My personal passion is what will Ukra tell us about dark matter and dark energy? 95% of all the stuff that exists in the universe is referred to as dark because we can't see it. But we know it's there because it affects the things we can see. And Uklid might help to solve the mystery. We've got 2,000 people across the world working every day, night and day, to process these images.
There's a team down in Portsmouth that are world class at finding these objects called strong lenses. And so they go through and they find these very rare objects where gravity itself bends. We can see the effects of dark matter in glorious detail. We might be close to a paradigm shift in our understanding of the universe which would be quite profound.
So yeah, one of the in the university space lab, Adam's students are the next generation of cosmologists and astrophysicists for understanding the dark matter. We are trying to look to very very small galaxies in the universe. They are called dwarf galaxies for their name and I tried to see what chemicals these do galaxy has.
Many people would be curious about how the universe actually came into existence and to find answers to that would be very interesting.

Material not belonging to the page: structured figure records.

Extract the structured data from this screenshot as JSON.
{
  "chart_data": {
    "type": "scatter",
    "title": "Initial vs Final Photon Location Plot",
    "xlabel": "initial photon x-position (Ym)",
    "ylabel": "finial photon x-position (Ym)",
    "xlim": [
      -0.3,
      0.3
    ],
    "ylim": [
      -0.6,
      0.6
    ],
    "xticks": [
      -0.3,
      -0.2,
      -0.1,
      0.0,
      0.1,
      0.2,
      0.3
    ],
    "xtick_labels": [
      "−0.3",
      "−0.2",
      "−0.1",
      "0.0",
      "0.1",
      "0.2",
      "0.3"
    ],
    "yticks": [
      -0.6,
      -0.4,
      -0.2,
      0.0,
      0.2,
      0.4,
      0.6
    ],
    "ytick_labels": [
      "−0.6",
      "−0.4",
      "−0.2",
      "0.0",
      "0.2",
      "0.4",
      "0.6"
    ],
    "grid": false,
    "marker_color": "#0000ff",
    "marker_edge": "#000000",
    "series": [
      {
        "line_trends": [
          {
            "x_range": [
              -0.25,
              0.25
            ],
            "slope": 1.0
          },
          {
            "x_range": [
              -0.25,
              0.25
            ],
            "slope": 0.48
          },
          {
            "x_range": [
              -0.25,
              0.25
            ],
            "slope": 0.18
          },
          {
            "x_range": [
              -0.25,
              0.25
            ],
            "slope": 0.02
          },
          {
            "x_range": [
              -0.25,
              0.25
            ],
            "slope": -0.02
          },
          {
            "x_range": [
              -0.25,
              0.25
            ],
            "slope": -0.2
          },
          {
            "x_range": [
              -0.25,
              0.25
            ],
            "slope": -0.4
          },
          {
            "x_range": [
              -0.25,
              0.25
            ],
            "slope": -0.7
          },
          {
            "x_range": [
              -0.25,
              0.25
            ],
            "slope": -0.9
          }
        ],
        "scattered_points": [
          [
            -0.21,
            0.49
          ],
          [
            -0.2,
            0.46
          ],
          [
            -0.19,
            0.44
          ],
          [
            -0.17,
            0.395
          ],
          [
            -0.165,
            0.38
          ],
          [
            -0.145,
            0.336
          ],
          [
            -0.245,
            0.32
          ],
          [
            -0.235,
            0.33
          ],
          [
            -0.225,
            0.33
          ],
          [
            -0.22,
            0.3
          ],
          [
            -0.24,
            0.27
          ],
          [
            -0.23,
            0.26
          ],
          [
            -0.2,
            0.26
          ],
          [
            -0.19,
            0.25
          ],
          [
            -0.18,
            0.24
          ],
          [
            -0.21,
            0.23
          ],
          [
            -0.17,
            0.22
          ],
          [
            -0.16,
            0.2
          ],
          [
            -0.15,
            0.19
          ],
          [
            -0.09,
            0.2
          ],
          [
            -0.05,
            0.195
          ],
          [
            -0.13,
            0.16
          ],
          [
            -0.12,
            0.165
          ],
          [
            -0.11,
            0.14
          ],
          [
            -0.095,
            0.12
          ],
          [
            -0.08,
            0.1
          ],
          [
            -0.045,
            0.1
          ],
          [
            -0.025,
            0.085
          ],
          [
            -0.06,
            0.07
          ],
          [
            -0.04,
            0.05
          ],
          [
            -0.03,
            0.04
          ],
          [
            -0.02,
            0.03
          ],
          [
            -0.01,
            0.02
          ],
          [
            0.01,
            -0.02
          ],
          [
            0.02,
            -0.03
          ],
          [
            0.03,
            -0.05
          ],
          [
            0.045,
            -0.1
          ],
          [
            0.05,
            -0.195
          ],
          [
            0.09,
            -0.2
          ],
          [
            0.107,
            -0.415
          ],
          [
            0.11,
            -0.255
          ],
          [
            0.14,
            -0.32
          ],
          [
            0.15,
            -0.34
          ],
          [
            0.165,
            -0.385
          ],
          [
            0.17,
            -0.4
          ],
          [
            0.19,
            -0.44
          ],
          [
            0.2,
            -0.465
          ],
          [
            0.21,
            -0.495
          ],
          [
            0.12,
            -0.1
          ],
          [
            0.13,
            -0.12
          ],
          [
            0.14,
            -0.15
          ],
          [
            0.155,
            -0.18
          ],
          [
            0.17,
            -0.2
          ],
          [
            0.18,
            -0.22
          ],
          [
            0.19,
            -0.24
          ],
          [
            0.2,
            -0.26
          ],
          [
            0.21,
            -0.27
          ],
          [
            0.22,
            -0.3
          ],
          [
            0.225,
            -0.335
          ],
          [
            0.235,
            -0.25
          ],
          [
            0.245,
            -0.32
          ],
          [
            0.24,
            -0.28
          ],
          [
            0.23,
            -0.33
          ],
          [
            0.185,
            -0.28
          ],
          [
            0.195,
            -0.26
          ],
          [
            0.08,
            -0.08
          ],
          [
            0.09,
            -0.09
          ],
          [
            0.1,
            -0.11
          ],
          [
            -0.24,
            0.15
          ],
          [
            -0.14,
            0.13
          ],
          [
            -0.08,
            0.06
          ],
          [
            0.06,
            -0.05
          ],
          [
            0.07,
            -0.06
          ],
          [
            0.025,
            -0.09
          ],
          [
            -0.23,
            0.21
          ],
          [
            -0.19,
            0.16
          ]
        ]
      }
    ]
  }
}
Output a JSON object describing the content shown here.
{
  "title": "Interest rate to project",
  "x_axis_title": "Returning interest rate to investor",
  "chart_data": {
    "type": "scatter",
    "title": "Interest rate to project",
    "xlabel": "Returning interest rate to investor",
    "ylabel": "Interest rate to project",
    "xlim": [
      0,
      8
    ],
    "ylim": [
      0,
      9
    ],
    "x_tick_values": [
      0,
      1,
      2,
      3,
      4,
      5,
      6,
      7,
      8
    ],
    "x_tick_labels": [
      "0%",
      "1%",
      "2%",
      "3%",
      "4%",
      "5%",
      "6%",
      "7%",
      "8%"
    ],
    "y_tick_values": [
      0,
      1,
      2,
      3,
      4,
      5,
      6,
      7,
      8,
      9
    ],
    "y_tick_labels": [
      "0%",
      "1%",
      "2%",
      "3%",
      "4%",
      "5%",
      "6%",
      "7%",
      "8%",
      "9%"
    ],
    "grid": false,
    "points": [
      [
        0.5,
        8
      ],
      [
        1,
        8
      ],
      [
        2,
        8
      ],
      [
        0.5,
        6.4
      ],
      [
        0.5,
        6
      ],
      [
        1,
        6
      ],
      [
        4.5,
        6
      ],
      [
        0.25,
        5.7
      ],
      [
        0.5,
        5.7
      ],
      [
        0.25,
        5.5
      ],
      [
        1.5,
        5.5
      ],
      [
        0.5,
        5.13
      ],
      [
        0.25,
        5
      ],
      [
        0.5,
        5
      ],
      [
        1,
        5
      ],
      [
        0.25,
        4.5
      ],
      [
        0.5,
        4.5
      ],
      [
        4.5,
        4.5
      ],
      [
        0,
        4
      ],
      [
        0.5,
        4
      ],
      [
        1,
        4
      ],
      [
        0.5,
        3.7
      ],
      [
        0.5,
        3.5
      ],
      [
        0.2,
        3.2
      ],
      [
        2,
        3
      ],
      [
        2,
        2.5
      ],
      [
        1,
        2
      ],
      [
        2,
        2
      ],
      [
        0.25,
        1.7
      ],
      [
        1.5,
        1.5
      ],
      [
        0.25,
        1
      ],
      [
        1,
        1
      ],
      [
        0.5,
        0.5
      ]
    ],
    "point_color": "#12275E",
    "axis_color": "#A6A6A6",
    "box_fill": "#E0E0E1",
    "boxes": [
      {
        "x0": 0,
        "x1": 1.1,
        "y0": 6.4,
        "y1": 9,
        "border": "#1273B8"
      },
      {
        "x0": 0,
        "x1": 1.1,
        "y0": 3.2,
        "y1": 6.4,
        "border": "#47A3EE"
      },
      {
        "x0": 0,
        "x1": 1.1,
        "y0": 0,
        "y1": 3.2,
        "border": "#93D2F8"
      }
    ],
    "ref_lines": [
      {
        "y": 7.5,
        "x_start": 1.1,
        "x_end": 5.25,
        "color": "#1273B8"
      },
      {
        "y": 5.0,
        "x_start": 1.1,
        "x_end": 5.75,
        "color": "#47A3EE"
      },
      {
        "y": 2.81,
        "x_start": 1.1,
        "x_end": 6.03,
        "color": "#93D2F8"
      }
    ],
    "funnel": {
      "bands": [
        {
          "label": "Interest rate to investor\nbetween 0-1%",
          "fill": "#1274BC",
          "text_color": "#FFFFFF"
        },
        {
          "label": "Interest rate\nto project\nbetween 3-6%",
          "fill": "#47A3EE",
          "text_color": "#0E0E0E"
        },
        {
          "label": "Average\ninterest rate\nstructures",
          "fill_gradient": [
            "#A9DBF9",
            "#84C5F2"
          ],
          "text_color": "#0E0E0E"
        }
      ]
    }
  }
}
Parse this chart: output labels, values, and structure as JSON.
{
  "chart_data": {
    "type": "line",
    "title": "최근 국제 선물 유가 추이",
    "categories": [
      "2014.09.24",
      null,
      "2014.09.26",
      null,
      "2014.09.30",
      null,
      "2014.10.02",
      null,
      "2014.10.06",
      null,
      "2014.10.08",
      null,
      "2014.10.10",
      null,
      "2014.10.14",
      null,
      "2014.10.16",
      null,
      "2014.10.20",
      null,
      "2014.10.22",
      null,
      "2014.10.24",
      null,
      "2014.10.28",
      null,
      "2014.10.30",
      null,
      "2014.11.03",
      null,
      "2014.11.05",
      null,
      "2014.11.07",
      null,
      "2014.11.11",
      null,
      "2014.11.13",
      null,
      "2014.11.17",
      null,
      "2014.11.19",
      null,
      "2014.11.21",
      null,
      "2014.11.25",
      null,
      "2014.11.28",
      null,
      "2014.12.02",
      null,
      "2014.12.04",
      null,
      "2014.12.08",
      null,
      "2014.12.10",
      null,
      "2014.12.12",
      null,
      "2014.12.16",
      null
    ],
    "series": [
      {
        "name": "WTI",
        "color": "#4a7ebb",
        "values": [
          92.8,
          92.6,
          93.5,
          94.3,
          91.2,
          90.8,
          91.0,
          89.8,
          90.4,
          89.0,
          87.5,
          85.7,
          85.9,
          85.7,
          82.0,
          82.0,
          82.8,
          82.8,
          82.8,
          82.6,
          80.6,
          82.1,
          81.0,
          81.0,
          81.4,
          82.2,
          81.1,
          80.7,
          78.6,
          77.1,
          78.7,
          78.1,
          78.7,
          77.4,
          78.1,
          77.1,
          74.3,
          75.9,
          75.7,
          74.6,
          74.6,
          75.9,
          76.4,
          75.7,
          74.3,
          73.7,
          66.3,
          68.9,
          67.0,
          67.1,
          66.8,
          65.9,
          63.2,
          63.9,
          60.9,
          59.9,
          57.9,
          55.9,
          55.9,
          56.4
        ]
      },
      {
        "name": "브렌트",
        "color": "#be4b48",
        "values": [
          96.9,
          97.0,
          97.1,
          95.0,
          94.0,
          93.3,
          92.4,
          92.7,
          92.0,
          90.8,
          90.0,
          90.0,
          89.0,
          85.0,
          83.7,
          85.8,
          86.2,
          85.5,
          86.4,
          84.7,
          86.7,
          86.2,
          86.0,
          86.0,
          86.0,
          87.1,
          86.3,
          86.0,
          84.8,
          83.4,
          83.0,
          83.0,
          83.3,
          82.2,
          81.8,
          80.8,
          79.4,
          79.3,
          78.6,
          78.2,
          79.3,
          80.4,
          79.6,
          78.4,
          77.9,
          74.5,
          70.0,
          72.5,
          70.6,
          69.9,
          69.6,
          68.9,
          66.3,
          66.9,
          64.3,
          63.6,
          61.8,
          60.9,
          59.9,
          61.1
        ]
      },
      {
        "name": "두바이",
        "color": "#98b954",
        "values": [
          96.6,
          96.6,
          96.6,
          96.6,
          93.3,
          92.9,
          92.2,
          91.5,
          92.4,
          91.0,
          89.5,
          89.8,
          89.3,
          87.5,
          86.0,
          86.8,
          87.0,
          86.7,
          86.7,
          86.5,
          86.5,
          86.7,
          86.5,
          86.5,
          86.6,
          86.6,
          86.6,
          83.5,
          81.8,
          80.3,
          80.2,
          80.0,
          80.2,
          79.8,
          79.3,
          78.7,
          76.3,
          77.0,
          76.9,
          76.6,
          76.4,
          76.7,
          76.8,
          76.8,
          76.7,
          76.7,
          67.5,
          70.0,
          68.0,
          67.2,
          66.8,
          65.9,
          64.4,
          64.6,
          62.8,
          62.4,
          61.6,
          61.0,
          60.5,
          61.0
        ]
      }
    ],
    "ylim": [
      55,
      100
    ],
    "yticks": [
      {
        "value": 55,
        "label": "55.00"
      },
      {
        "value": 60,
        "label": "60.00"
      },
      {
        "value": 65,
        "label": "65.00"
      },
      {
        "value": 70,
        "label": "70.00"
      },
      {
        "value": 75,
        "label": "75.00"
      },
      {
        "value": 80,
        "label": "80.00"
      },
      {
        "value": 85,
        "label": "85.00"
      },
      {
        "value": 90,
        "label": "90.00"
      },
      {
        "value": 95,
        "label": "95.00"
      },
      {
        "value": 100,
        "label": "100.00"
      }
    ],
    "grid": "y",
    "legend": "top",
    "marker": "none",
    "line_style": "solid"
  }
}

We have so much technology here that we can use to disposal and computers and stuff and computing power to do simulations that you wouldn't get have access to any anywhere else. My greatest ambition is to make sure that UK scientists, especially the young ones, have more opportunities going forward.
Uklid is one of these multigenerational projects to answer really big questions and I just can't wait to see what the answer comes out as. I can never get enough of those beautiful images, those beautiful pictures that we saw at the end there.